Applications of Inventory Management Technical Exchanges Today
Understanding the detailed technical exchanges conducted between the United States and Russia on inventory management provide insight into how to address current nuclear security challenges.
The exchanges between DTRA technical experts and the 12th GUMO demonstrate the utility of continued technical exchanges. We know that the AICMS and DIAMONDS systems were developed in parallel, with common functions by experts with shared goals and objectives. The AICMS and DIAMONDS systems are quite similar in design and function, tracking all warheads in the active, reserve, and dismantlement queue. Both systems were developed using an Oracle assurance system for data validation, access, and system administration. Both systems rely heavily on tracking every user on the system and protecting and verifying appropriate access.
We also know that such discussions were conducted despite the extreme sensitivities of the data that the systems are responsible for managing. Technical discussions were conducted on design and functionality without requiring the sharing of information that both sides consider among the most sensitive in the world, such as production and dismantlement schedules, current operational data, serial numbers, and even passcodes. As a core nuclear security function, future technical exchanges on capabilities and functionality of inventory management systems for nuclear warheads could serve as a potential area for cooperation.
Given growing concerns between the United States and Russia on cybersecurity issues and hacking incidents, technical exchanges on nuclear warhead inventory management could offer a positive area of cooperation between the two countries. The United States and Russia worked together on the AICMS program to design and implement hardware, software, and facility enhancements to provide protection against potential hackers. Both countries agreed that warhead inventory management systems ought to be provided with the highest possible level of protection – even going so far as to protect against each other’s capabilities. Such exchanges could enhance common nuclear warhead security objectives and could lead to a potential agreement to refrain from any actions that could impact on inventory management. Further, this cooperation could provide a foundation for future agreements to enhance protections of other critical electronic infrastructure such as Command Control and Communications systems that neither party would want to be vulnerable to attacks from any party.
This is also an area of mutual interest that has overlap with arms control. If the United States and Russia were willing to consider an agreement to share data on nuclear warhead inventories, or perhaps to agree on warhead limitations, the mutual experience of our AICMS and DIAMONDS technical teams could provide a strong basis for technical negotiations. We understand how each of our inventory management systems work and we know that technical data exchanges would have to be derived from the way those systems work, the data that they track, and how they track that data. If there were to be an agreement on nuclear warhead limitations, it would have to account for warhead passport data to uniquely identify individual warheads if they were to be tracked.

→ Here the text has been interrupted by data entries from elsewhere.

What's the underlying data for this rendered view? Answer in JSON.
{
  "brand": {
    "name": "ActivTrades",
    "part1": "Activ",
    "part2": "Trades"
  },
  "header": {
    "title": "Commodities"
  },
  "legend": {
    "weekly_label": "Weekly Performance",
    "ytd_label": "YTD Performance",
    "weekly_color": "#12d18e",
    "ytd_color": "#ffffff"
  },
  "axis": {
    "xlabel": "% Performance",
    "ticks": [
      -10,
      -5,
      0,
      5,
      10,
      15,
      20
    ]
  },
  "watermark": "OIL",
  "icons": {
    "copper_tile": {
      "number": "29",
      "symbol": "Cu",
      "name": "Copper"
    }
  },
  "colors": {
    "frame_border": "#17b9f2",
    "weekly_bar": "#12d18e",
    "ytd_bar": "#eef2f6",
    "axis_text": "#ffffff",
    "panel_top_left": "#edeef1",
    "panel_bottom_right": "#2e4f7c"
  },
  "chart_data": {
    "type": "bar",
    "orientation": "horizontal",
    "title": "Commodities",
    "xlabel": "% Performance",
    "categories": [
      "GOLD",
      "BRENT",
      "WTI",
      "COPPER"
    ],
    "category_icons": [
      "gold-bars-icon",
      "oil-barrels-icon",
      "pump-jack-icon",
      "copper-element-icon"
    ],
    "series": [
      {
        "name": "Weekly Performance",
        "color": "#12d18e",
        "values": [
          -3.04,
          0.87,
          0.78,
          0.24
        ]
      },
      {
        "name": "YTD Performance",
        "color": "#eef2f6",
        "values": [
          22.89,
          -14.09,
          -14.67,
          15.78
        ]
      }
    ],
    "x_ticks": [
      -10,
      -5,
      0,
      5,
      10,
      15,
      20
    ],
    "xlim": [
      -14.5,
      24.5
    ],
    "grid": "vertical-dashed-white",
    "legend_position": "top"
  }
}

Perhaps the most important consideration when looking back at these inventory management exchanges is the knowledge and confidence that each side should have on the capabilities of the other side to track and manage its current nuclear warhead stockpile. We should be confident in each sides’ ability to respond to the opening scenario involving a rogue report of a problem associated with warhead inventory data or reports of a missing warhead. The countries have the ability to confirm and present evidence showing that all warheads are thoroughly tracked in real time.